Two

595 89 8
                                    

Vote & Comment

*

Hawa sudah duduk di kursi kerjanya, dia mengucap syukur dan terima kasihnya kepada Awan berulang kali karena dengan telponnya yang mengharuskannya agar kembali ke office mampu menyelamatkannya dari pesona Adam.

Dengan membawa proposal menu baru minuman yang akan dibuat demonya dalam waktu tiga bulan ke depan ke meja Awan yang kini tengah menerima telpon. Sepertinya tidak terlalu serius karena Awan menanggapi sang pembicara dengan tawa ejekan.

"Lo tuh emang pantesnya sama Hawa bro, ngapain aneh aneh pacaran sama Jovanka. Biar apa sih?"

Hawa mengernyitkan dahinya. Kenapa namanya dibawa-bawa pula, terus Jovanka juga diikut-sertakan. Apa itu Adam?

Ah sudahlah, batinnya.

Diletakkannya map yang berisikan proposal tadi di meja sang bos, dilihatnya Awan yang kembali mengejek sang lawan bicara sambil mengatainya bujang labil. "Ini ya pak bos,"

Awan tersentak hebat, dia mengumpat pelan, nyaris sedikit lagi ponsel terbarunya melumer di lantai. Ponsel yang bagian belakangnya terdapat gambar apel yang digigit di bagian atasnya, yang merupakan keluaran terbaru, yang baru dua hari dipamerkannya kepada Hawa hampir saja menuju kata ambyar. Dengan mengelus ponselnya dia melotot kesal pada Hawa yang kini memutar bola matanya.

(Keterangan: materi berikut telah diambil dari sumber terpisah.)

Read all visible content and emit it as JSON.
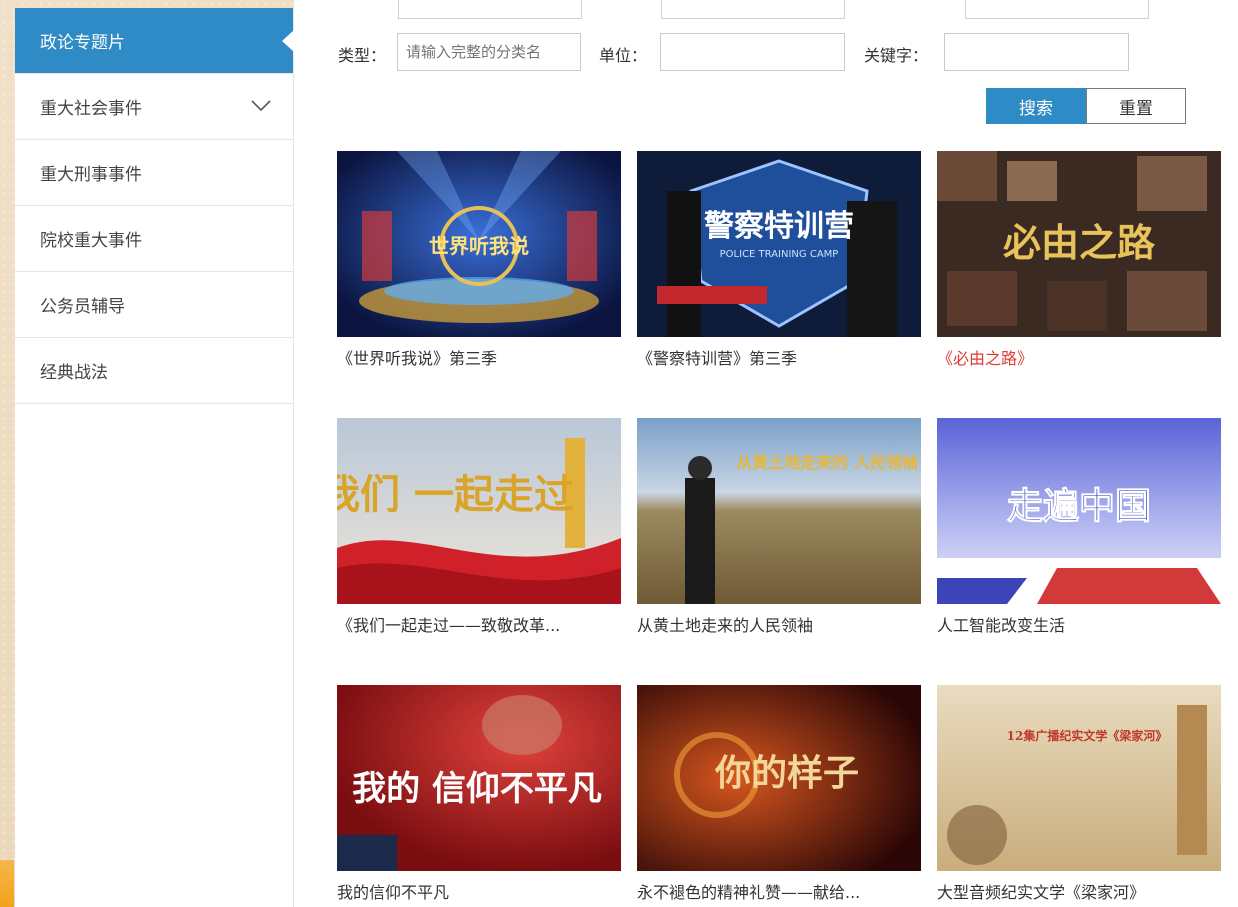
{
  "sidebar": {
    "items": [
      {
        "label": "政论专题片",
        "active": true
      },
      {
        "label": "重大社会事件",
        "has_submenu": true
      },
      {
        "label": "重大刑事事件"
      },
      {
        "label": "院校重大事件"
      },
      {
        "label": "公务员辅导"
      },
      {
        "label": "经典战法"
      }
    ]
  },
  "filters": {
    "type_label": "类型：",
    "type_placeholder": "请输入完整的分类名",
    "unit_label": "单位：",
    "unit_value": "",
    "keyword_label": "关键字：",
    "keyword_value": "",
    "search_button": "搜索",
    "reset_button": "重置"
  },
  "videos": [
    {
      "title": "《世界听我说》第三季",
      "thumb_text": "世界听我说",
      "highlight": false
    },
    {
      "title": "《警察特训营》第三季",
      "thumb_text": "警察特训营",
      "thumb_subtext": "POLICE TRAINING CAMP",
      "highlight": false
    },
    {
      "title": "《必由之路》",
      "thumb_text": "必由之路",
      "highlight": true
    },
    {
      "title": "《我们一起走过——致敬改革...",
      "thumb_text": "我们 一起走过",
      "highlight": false
    },
    {
      "title": "从黄土地走来的人民领袖",
      "thumb_text": "从黄土地走来的 人民领袖",
      "highlight": false
    },
    {
      "title": "人工智能改变生活",
      "thumb_text": "走遍中国",
      "highlight": false
    },
    {
      "title": "我的信仰不平凡",
      "thumb_text": "我的 信仰不平凡",
      "highlight": false
    },
    {
      "title": "永不褪色的精神礼赞——献给...",
      "thumb_text": "你的样子",
      "highlight": false
    },
    {
      "title": "大型音频纪实文学《梁家河》",
      "thumb_text": "12集广播纪实文学《梁家河》",
      "highlight": false
    }
  ],
  "colors": {
    "accent": "#2e8bc6",
    "highlight_title": "#e03a32"
  }
}
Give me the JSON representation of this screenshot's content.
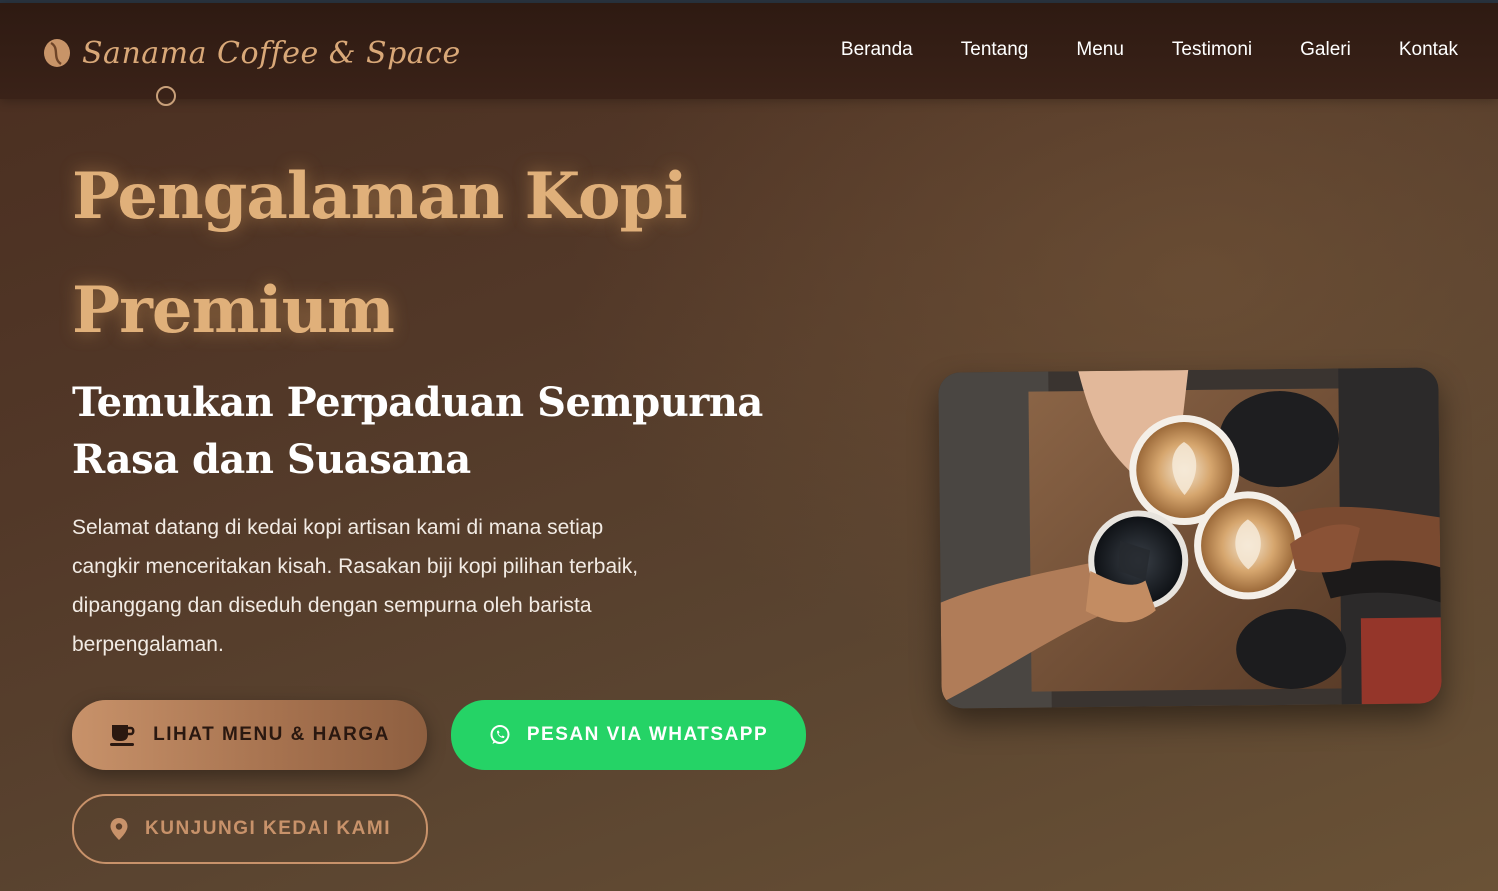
{
  "brand": {
    "name": "Sanama Coffee & Space",
    "icon": "coffee-bean-icon"
  },
  "nav": {
    "items": [
      {
        "label": "Beranda"
      },
      {
        "label": "Tentang"
      },
      {
        "label": "Menu"
      },
      {
        "label": "Testimoni"
      },
      {
        "label": "Galeri"
      },
      {
        "label": "Kontak"
      }
    ]
  },
  "hero": {
    "title": "Pengalaman Kopi Premium",
    "subtitle": "Temukan Perpaduan Sempurna Rasa dan Suasana",
    "description": "Selamat datang di kedai kopi artisan kami di mana setiap cangkir menceritakan kisah. Rasakan biji kopi pilihan terbaik, dipanggang dan diseduh dengan sempurna oleh barista berpengalaman.",
    "buttons": {
      "menu": {
        "label": "LIHAT MENU & HARGA",
        "icon": "coffee-cup-icon"
      },
      "whatsapp": {
        "label": "PESAN VIA WHATSAPP",
        "icon": "whatsapp-icon"
      },
      "visit": {
        "label": "KUNJUNGI KEDAI KAMI",
        "icon": "map-pin-icon"
      }
    },
    "image": {
      "subject": "four coffee cups toasting over wooden table"
    }
  },
  "colors": {
    "accent": "#e0b07a",
    "whatsapp": "#25d366",
    "nav_bg": "#2e1a12",
    "button_outline": "#c8926a"
  }
}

"Ketuk pintu dulu bisa kali, Wa. Lo pikir nih HP murah apa? Baru juga kemaren pamer-pamer udah mau ambyar aja. Heran deh gue, lo sama cowok lo tuh hobi bikin gue kesel. Lo pengen gue cepet tua ya? Jah..."

"Woy Awan mendung berani ya lo bentak bentak cewek gue? mau gue sunat lagi lo?" seruan dari sang penelpon menghentikan segala curahan hati Awan membuat empunya mengerucutkan bibirnya, oke lagi lagi Hawa memutarkan bola matanya, awan yang merajuk seperti ini akan semakin menyusahkannya.

Hawa merebut ponsel Awan untuk diarahkan ke telingannya. "Udah dulu ya masku, mas Awan udah merajuk. Assalamu'alaikum," tanpa mendengar balasan sang empu Hawa langsung memutuskan sambungan telponnya dan meletakkan ponsel kesayangan Awan ke meja pemiliknya.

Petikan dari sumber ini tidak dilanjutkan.